1. Directors and employees of MORESCO as well as directors and employees of subsidiaries, or those who have received a report from such persons, shall report immediately to the board of auditors regarding important matters that may affect the business or performance. As regards the employees who have made such a report, they shall not be treated in a disadvantageous manner for the reason of having made said report, based on the regulations of the consultation and reporting system. 2. So as to thoroughly understand important decision-making processes and the state of the execution of duties, in addition to attending meetings of the board of directors and important committees such as the Management Committee and the Compliance & Risk Management Committee, the members of audit & supervisory board of auditor shall review major decision requests, contracts, and other important documentation related to the execution of duties, and shall be able to request directors and employees to explain such documentation if required. 3.While maintaining close coordination with the Internal Audit Department and accounting auditors, auditors shall achieve the audit outcomes, in addition to ensuring the effectiveness of audits via independence and authority based on the Board of Auditors Regulations and Audit Standards for Auditors.
4. When an auditor or the Board of Auditors requests the pre-payment or reimbursement of the costs of carrying out an audit, the Director shall comply with the request as long as said request or its amount are not unreasonable.

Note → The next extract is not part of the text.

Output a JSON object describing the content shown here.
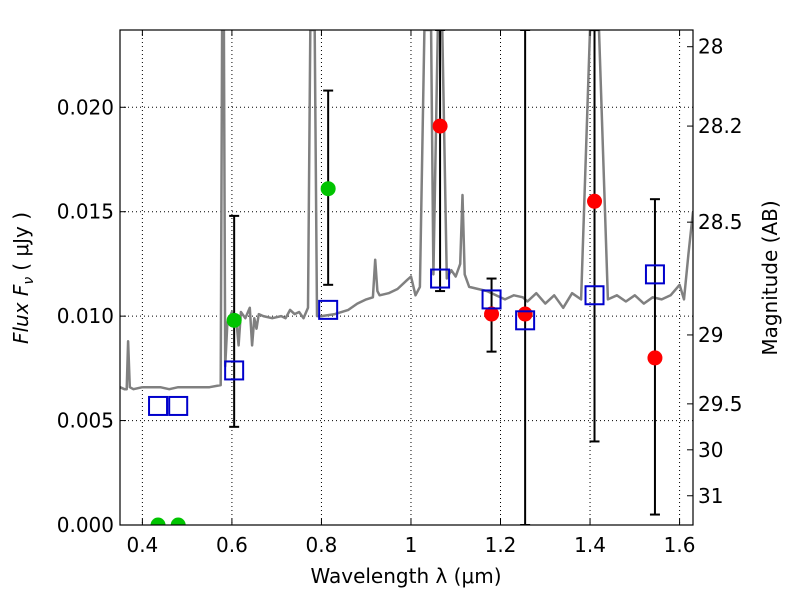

8. System to ensure the reliability of financial reporting

1. To ensure the reliability of financial reporting and the effective and appropriate submission of an internal control report as prescribed by the Financial Instruments and Exchange Act, MORESCO shall prepare relevant regulations and shall build and operate an internal control system under the direction of the chairman. 2. MORESCO shall ensure the adequacy of the internal control system with respect to the Financial Instruments and Exchange Act, related laws, etc., by evaluating whether the system is functioning properly on an ongoing basis and carrying out necessary corrections.

2. Basic philosophy and preparedness regarding elimination of anti-social forces

1. Basic philosophy regarding elimination of anti-social forces

1. As stipulated in our Corporate Behavior Charter, MORESCO's basic policy regarding the elimination of anti-social forces shall be to "have nothing to do with anti-social forces or groups that threaten the order and safety of civil society". This basic policy shall be communicated to all directors and all employees via in-house networks and other means. 2. In response to an unreasonable demand or approach from an anti-social force or group, MORESCO shall take a resolute stance based on our Regulations concerning Measures against Anti-social Forces.

2. Preparedness regarding elimination of anti-social forces

1. MORESCO stipulates the General Affairs Department as the coordinating department for responses related to anti-social forces or groups, and any unreasonable demand or approach shall be responded to systematically by immediately reporting such incident to the coordinating department so as to provide a unified response. 2.The response-coordinating department shall remain in close coordination with the police and other organizations, and in response to an unreasonable demand or approach, shall promptly contact the police and request appropriate guidance and support as needed.